Meaghan Morris is Professor of Gender and Cultural Studies, University of Sydney, and former Chair Professor of Cultural Studies in Lingnan University, Hong Kong (2000-2012). She is a Fellow of the Hong Kong Academy of the Humanities and the Australian Academy of the Humanities. Her books include The Pirate's Fiancée: feminism, reading, postmodernism (1988), Too Soon Too Late: History in Popular Culture (1998), Identity Anecdotes: Translation and Media Culture (2006), and Creativity and Academic Activism: Instituting Cultural Studies co-edited with Mette Hjort (2012). In 2016 she received the Inaugural Stuart Hall Award for Lifetime Achievement in Cultural Studies.
Institutional Kung Fu: On the Arts of Making Things Happen
During my life I have had the good fortune to participate in institution-building projects that "realistic" people warned me were unlikely to succeed: for example, the Feral Publications group in 1970s Sydney, with whom I wrote social movement-driven translations and essays instead of a PhD; the University of Paris-VIII Vincennes that admitted migrant workers along with high school graduates; the multi-lingual translation journals of Traces, linking Chinese, English, Japanese and Korean intellectual agendas; and, most durably, the Inter-Asia Cultural Studies movement and Lingnan University's Department of Cultural Studies—the first in the Chinese world. I have learned many things about making experiments work and then dealing with loss as contexts change. One such lesson is never to be discouraged by pessimistic, do-nothing realists.

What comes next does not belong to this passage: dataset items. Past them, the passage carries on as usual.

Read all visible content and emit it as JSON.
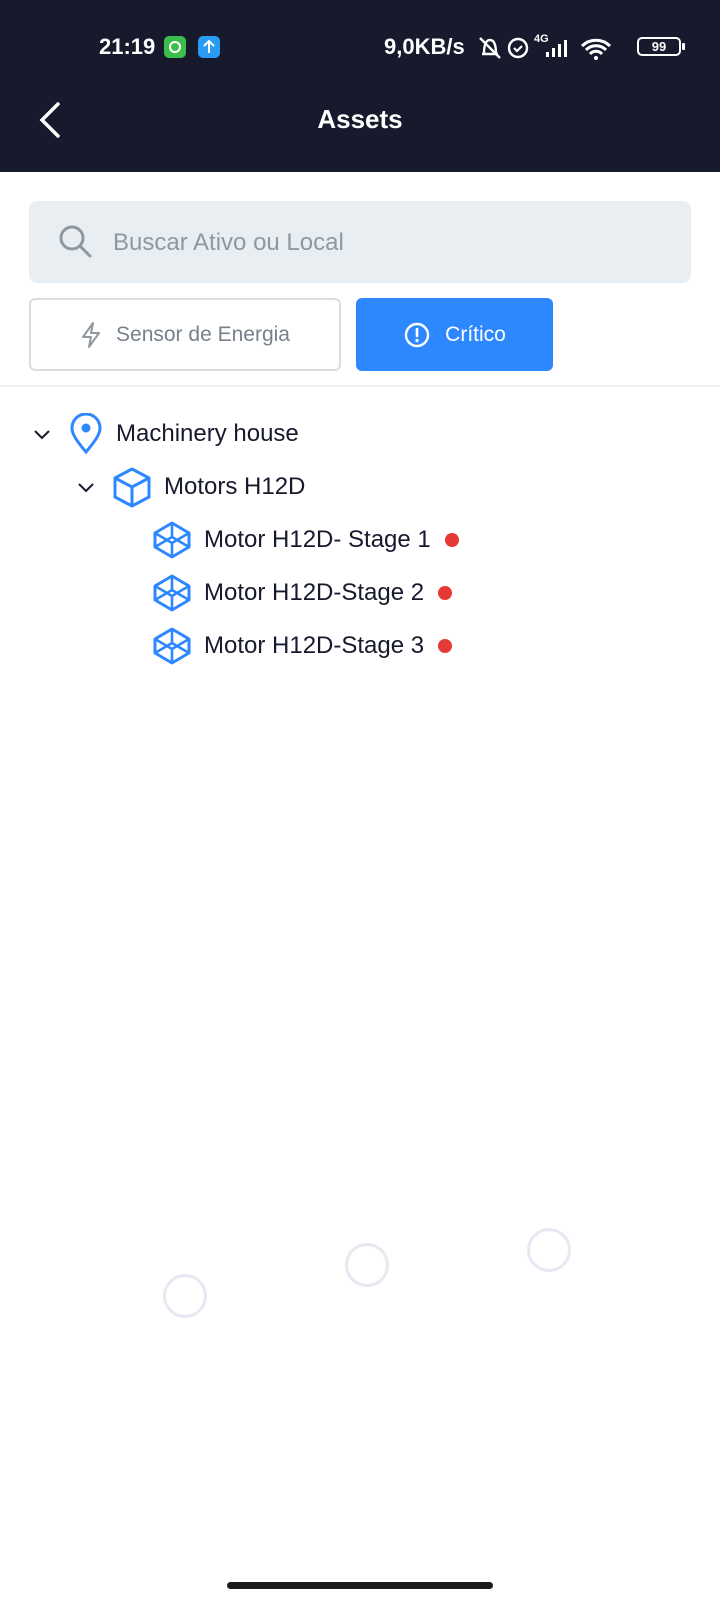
{
  "status_bar": {
    "time": "21:19",
    "network_speed": "9,0KB/s",
    "network_type": "4G",
    "battery": "99"
  },
  "header": {
    "title": "Assets",
    "background": "#17192d"
  },
  "search": {
    "placeholder": "Buscar Ativo ou Local"
  },
  "filters": {
    "energy_label": "Sensor de Energia",
    "critical_label": "Crítico",
    "active": "critical",
    "accent": "#2d88ff"
  },
  "tree": {
    "location": {
      "label": "Machinery house",
      "icon": "location-pin-icon",
      "expanded": true
    },
    "asset": {
      "label": "Motors H12D",
      "icon": "cube-icon",
      "expanded": true
    },
    "components": [
      {
        "label": "Motor H12D- Stage 1",
        "icon": "component-icon",
        "status": "critical"
      },
      {
        "label": "Motor H12D-Stage 2",
        "icon": "component-icon",
        "status": "critical"
      },
      {
        "label": "Motor H12D-Stage 3",
        "icon": "component-icon",
        "status": "critical"
      }
    ],
    "icon_color": "#2d88ff",
    "critical_color": "#e53935"
  }
}
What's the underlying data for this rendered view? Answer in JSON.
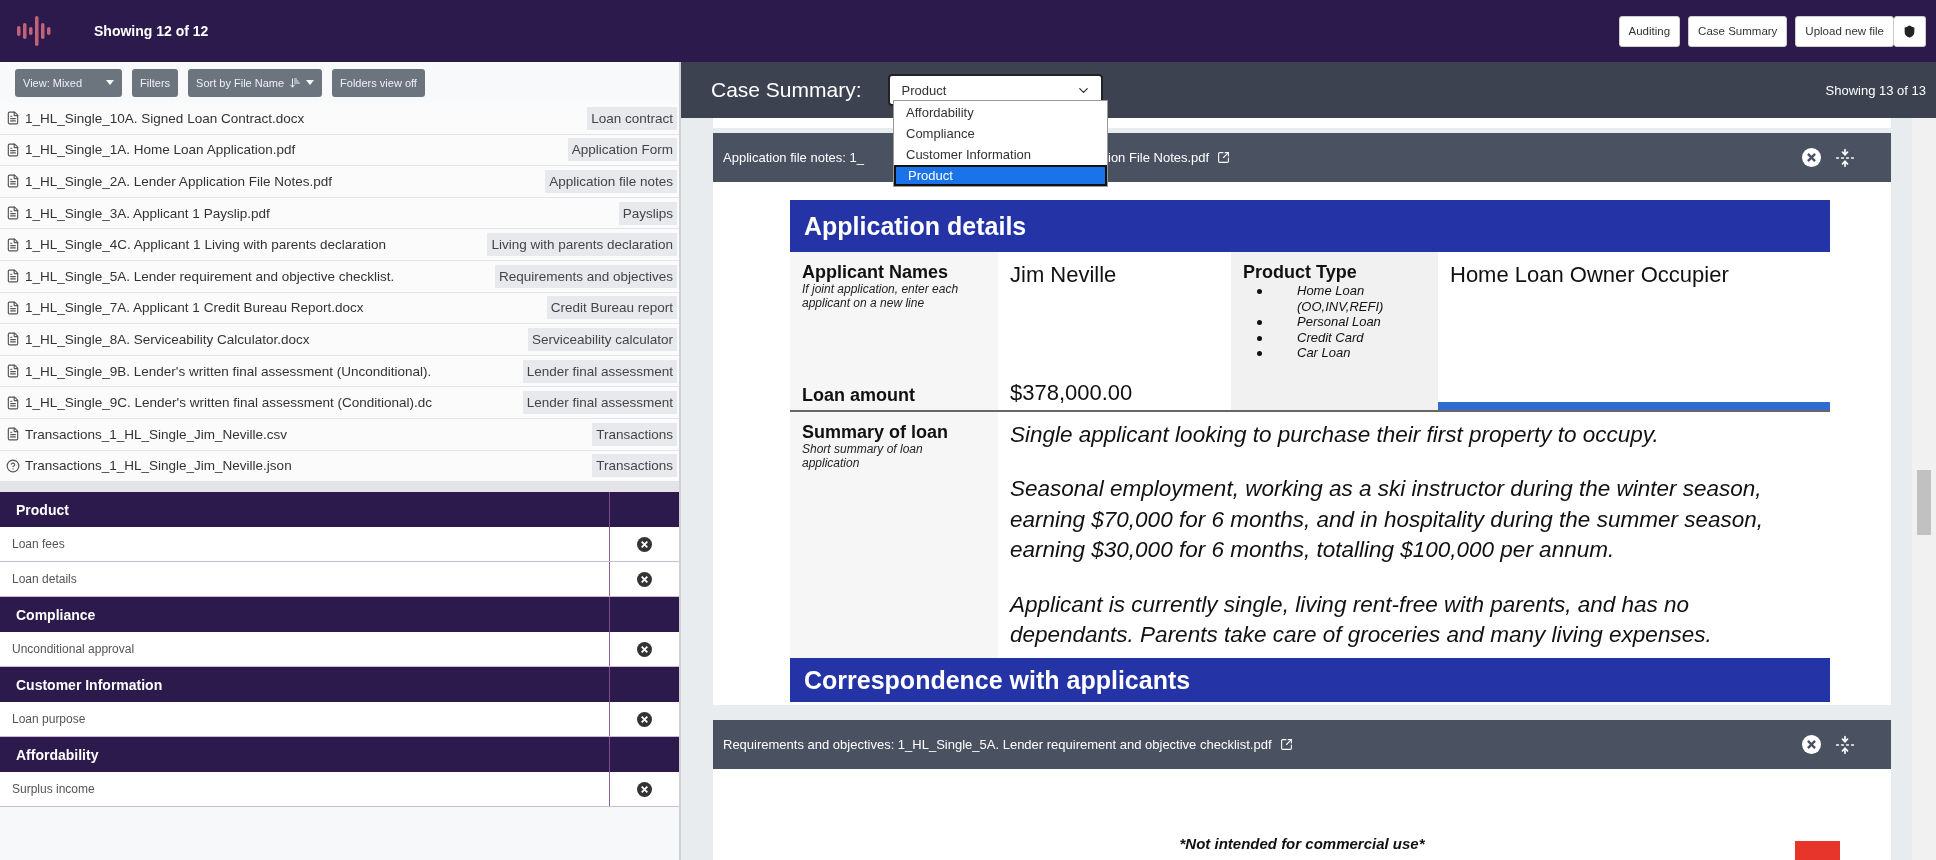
{
  "app_bar": {
    "showing": "Showing 12 of 12",
    "buttons": [
      "Auditing",
      "Case Summary",
      "Upload new file"
    ]
  },
  "toolbar": [
    {
      "label": "View: Mixed",
      "kind": "dropdown"
    },
    {
      "label": "Filters",
      "kind": "button"
    },
    {
      "label": "Sort by File Name",
      "kind": "sort"
    },
    {
      "label": "Folders view off",
      "kind": "button"
    }
  ],
  "files": [
    {
      "name": "1_HL_Single_10A. Signed Loan Contract.docx",
      "kind": "file",
      "tag": "Loan contract"
    },
    {
      "name": "1_HL_Single_1A. Home Loan Application.pdf",
      "kind": "file",
      "tag": "Application Form"
    },
    {
      "name": "1_HL_Single_2A. Lender Application File Notes.pdf",
      "kind": "file",
      "tag": "Application file notes"
    },
    {
      "name": "1_HL_Single_3A. Applicant 1 Payslip.pdf",
      "kind": "file",
      "tag": "Payslips"
    },
    {
      "name": "1_HL_Single_4C. Applicant 1 Living with parents declaration",
      "kind": "file",
      "tag": "Living with parents declaration"
    },
    {
      "name": "1_HL_Single_5A. Lender requirement and objective checklist.",
      "kind": "file",
      "tag": "Requirements and objectives"
    },
    {
      "name": "1_HL_Single_7A. Applicant 1 Credit Bureau Report.docx",
      "kind": "file",
      "tag": "Credit Bureau report"
    },
    {
      "name": "1_HL_Single_8A. Serviceability Calculator.docx",
      "kind": "file",
      "tag": "Serviceability calculator"
    },
    {
      "name": "1_HL_Single_9B. Lender's written final assessment (Unconditional).",
      "kind": "file",
      "tag": "Lender final assessment"
    },
    {
      "name": "1_HL_Single_9C. Lender's written final assessment (Conditional).dc",
      "kind": "file",
      "tag": "Lender final assessment"
    },
    {
      "name": "Transactions_1_HL_Single_Jim_Neville.csv",
      "kind": "file",
      "tag": "Transactions"
    },
    {
      "name": "Transactions_1_HL_Single_Jim_Neville.json",
      "kind": "unknown",
      "tag": "Transactions"
    }
  ],
  "categories": [
    {
      "name": "Product",
      "items": [
        "Loan fees",
        "Loan details"
      ]
    },
    {
      "name": "Compliance",
      "items": [
        "Unconditional approval"
      ]
    },
    {
      "name": "Customer Information",
      "items": [
        "Loan purpose"
      ]
    },
    {
      "name": "Affordability",
      "items": [
        "Surplus income"
      ]
    }
  ],
  "case_summary": {
    "label": "Case Summary:",
    "select": {
      "value": "Product",
      "expanded": true,
      "options": [
        {
          "label": "Affordability",
          "selected": false
        },
        {
          "label": "Compliance",
          "selected": false
        },
        {
          "label": "Customer Information",
          "selected": false
        },
        {
          "label": "Product",
          "selected": true
        }
      ]
    },
    "showing": "Showing 13 of 13"
  },
  "documents": [
    {
      "kind": "application_form",
      "title_start": "Application file notes: 1_",
      "title_end": "ion File Notes.pdf",
      "form": {
        "section_title": "Application details",
        "applicant_label": "Applicant Names",
        "applicant_hint": "If joint application, enter each applicant on a new line",
        "applicant_value": "Jim Neville",
        "product_label": "Product Type",
        "product_options": [
          "Home Loan (OO,INV,REFI)",
          "Personal Loan",
          "Credit Card",
          "Car Loan"
        ],
        "product_value": "Home Loan Owner Occupier",
        "amount_label": "Loan amount",
        "amount_value": "$378,000.00",
        "summary_label": "Summary of loan",
        "summary_hint": "Short summary of loan application",
        "summary_paragraphs": [
          "Single applicant looking to purchase their first property to occupy.",
          "Seasonal employment, working as a ski instructor during the winter season, earning $70,000 for 6 months, and in hospitality during the summer season, earning $30,000 for 6 months, totalling $100,000 per annum.",
          "Applicant is currently single, living rent-free with parents, and has no dependants. Parents take care of groceries and many living expenses."
        ],
        "next_section": "Correspondence with applicants"
      }
    },
    {
      "kind": "notice",
      "title_start": "Requirements and objectives: 1_HL_Single_5A. Lender requirement and objective checklist.pdf",
      "notice": "*Not intended for commercial use*"
    }
  ]
}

However, these projects involved taking the risk of openness to cultural strangers and thus to unforeseeable events. Today's conditions of precarious labour, performance imperatives and a brutal erosion of unoccupied time make it hard for academic workers to take any "outside" risks that are not already inherent in their jobs. What skills may help us nourish that openness to the outside of our own immediate historical situations, without which Cultural Studies becomes an incoherent cluster of disciplinary fragments? To think about this I will revisit some early debates in Inter-Asia Cultural Studies by drawing on an essay by the Chinese novelist, green activist and cultural critic Chan Koonchung that compares the Cantonese kungfu ("skills") with ancient Greek techne ("craft" or "art"); and on an account of pedagogy by Anne Freadman, an Australian teacher of French, that asks us to think seriously about story-telling as a mode of apprehending things that are "not yet" part of our culture.